Again, I discussed this before. There’s no good evidence that individuals vaccinated against COVID-19 “shed” spike protein, much less that the “shed” spike protein makes others who come into contact with the vaccinated ill in any way. Again, anyone who knows basic biology, biochemistry, and physiology would realize just how implausible the whole claim of “shedding” is, much less that a single protein shed from a vaccinated person could cause so many health problems. That’d have to be a really serious protein toxin, one of the worst known, especially since, although protein contact with skin can cause allergic dermatitis, proteins are not generally absorbed through the skin! That’s why, when doctors try to develop methods to get proteins absorbed through the skin they have to resort to techniques such as “chemical enhancers, iontophoresis, microneedles, electroporation, sonophoresis, thermal ablation, laser ablation, radiofrequency ablation and noninvasive jet injectors aid in the delivery of proteins by overcoming the skin barrier in different ways.” I suppose the antivaxxers promoting the “shedding” narrative would then pivot to absorption through the mouth or breathing, but, again, there’s no evidence that the vaccinated shed airborne spike protein, much less in the quantities that would be necessary for such transmission to occur.

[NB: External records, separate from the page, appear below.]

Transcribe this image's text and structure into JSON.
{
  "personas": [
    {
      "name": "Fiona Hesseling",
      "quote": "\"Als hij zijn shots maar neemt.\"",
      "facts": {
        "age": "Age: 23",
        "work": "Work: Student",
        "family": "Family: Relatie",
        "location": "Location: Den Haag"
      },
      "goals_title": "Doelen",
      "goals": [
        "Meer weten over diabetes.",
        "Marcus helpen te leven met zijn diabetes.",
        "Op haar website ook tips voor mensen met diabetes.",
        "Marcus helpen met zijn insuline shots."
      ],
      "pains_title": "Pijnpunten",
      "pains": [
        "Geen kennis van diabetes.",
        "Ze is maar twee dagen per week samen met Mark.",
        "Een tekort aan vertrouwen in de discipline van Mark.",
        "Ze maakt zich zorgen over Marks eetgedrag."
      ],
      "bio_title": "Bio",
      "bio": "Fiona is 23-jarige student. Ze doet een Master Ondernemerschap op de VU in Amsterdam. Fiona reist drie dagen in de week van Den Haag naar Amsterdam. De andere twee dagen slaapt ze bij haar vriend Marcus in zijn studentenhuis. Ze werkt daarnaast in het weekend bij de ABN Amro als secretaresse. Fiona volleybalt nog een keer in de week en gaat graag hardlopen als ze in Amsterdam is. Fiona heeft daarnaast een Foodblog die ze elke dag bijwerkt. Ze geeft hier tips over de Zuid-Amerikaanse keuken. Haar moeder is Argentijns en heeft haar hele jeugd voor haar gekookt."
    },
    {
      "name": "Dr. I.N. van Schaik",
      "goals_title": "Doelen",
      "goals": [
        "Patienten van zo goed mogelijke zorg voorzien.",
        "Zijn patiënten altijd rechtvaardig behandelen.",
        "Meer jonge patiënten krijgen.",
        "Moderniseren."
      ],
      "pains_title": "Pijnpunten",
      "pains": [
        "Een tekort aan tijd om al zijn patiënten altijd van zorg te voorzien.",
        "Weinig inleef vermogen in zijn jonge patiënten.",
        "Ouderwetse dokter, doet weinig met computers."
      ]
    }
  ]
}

Then, predictably, Ms. Taylor cites the Pfizer clinical trial protocol for its phase 3 clinical trial of its mRNA vaccine. It’s the same bit of antivaccine disinformation that I discussed in detail when Leila Centner spread it in late April. Basically, no, the Pfizer clinical trial document does not show that Pfizer “knew” that the vaccinated could shed spike protein (or something else) and thereby endanger the unvaccinated around them. The long version is here; the short version is just to say that, as usual when it comes to vaccines, Ms. Taylor is the Dunning-Kruger effect personified.
That must be why she finishes up her post with a flourish:
The questions that the public are asking are becoming widespread, and seem currently unanswerable. Are the vaccinated “shedding” something? If so, what are they “shedding?” The spike protein? Instructions for it’s cellular manufacture via viral vector? If so, how? Until seeing the Hopkins biotech paper, this seemed impossible to me. Are there real risks to the unvaccinated? Is anyone looking into this yet?
Are any the Covid-19 Vaccines Self-Spreading, Self-Propagating, Transmissible Vaccines?
No. They are not. The mRNA vaccines cannot “propagate,” and the mRNA used, even though it’s modified to last longer, has a relatively short half-life. (If that weren’t the case, a second dose 3-4 weeks later would not be required for the Pfizer and Moderna vaccines.) Nor are the Johnson & Johnson or AstraZeneca vaccines “self-spreading” or “self-propagating,” even though they both use an adenovirus vector to induce the recipient’s cells to make spike protein. Let’s just put it this way. The adenovirus vectors used are called “replication deficient” for a reason. They can’t replicate and don’t spread.
In the end, what Ms. Taylor is doing is JAQing off. Think of her invocation of “self-spreading, self-propagating transmissible vaccines” as nothing more than taking the old antivaccine trope of “shedding” that had been repurposed for COVID-19 vaccines and putting it on steroids, all to spread fear of the vaccines.